On the other hand, to prove (1), I've started from:
$$ \mathcal F \left(D^\alpha (g*f)\right) = (ik)^\alpha \mathcal F (g*f) $$ and since $g$ is a Schwartz function, we can rewrite the above as:
$$ \mathcal F \left((D^\alpha g)*f\right)= (\mathcal F(D^\alpha g))\mathcal F(f) = (ik)^\alpha \hat{g}\hat{f} $$ Where I'm assmuing $\mathcal F(g*f)=\hat{g}\hat{f}$ holds here since $g \in \mathcal{S}(\mathbb{R^n}) \subset L^1 (\mathbb{R^n}).$
- Am I on the right path to showing (1)? I'm sort of stuck, not knowing how to make progress.

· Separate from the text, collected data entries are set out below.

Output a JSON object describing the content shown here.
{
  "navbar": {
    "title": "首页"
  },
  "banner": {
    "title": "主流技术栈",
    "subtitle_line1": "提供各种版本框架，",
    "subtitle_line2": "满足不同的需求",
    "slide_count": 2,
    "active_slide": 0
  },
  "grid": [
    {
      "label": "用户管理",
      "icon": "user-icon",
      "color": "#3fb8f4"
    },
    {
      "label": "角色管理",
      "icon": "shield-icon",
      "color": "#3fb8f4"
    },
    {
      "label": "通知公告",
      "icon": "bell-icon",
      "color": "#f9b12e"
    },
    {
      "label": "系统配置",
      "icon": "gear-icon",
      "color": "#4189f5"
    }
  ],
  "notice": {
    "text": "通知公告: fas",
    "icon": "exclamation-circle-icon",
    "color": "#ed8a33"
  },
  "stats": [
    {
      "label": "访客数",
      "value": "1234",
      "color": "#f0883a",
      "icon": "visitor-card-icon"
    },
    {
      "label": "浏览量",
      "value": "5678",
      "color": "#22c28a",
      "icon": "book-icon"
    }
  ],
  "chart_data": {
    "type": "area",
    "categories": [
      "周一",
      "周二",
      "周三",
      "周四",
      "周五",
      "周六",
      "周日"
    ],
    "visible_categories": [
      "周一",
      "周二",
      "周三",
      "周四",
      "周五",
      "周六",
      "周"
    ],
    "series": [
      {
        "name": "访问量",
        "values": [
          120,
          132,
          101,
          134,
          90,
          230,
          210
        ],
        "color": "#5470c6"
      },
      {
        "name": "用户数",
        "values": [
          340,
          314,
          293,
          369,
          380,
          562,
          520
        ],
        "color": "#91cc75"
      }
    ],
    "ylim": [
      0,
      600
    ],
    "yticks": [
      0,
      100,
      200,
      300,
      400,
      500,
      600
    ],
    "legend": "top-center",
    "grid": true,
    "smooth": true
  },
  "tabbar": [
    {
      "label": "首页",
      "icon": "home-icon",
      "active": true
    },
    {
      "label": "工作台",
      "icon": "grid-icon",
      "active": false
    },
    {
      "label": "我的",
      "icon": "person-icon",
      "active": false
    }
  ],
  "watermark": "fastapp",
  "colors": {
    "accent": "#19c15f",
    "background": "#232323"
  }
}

You have the right idea for proving $D^\alpha (g*f) = (D^\alpha g)*f $ "formally" using the Fourier transform. You're also right that you need to show that both sides of the equation are well-defined. The right side is clearly well-defined since $g\in \mathcal{S}$. To show that $g*f\in C^\infty$, use the Fourier-side decay condition: if $\widehat{g*f}$ decays faster than any power of $k$, then $g*f\in C^\infty$. This should be easy to show using $\widehat{g*f} = \hat{g}\hat{f}$ and the fact that $g\in \mathcal{S}$.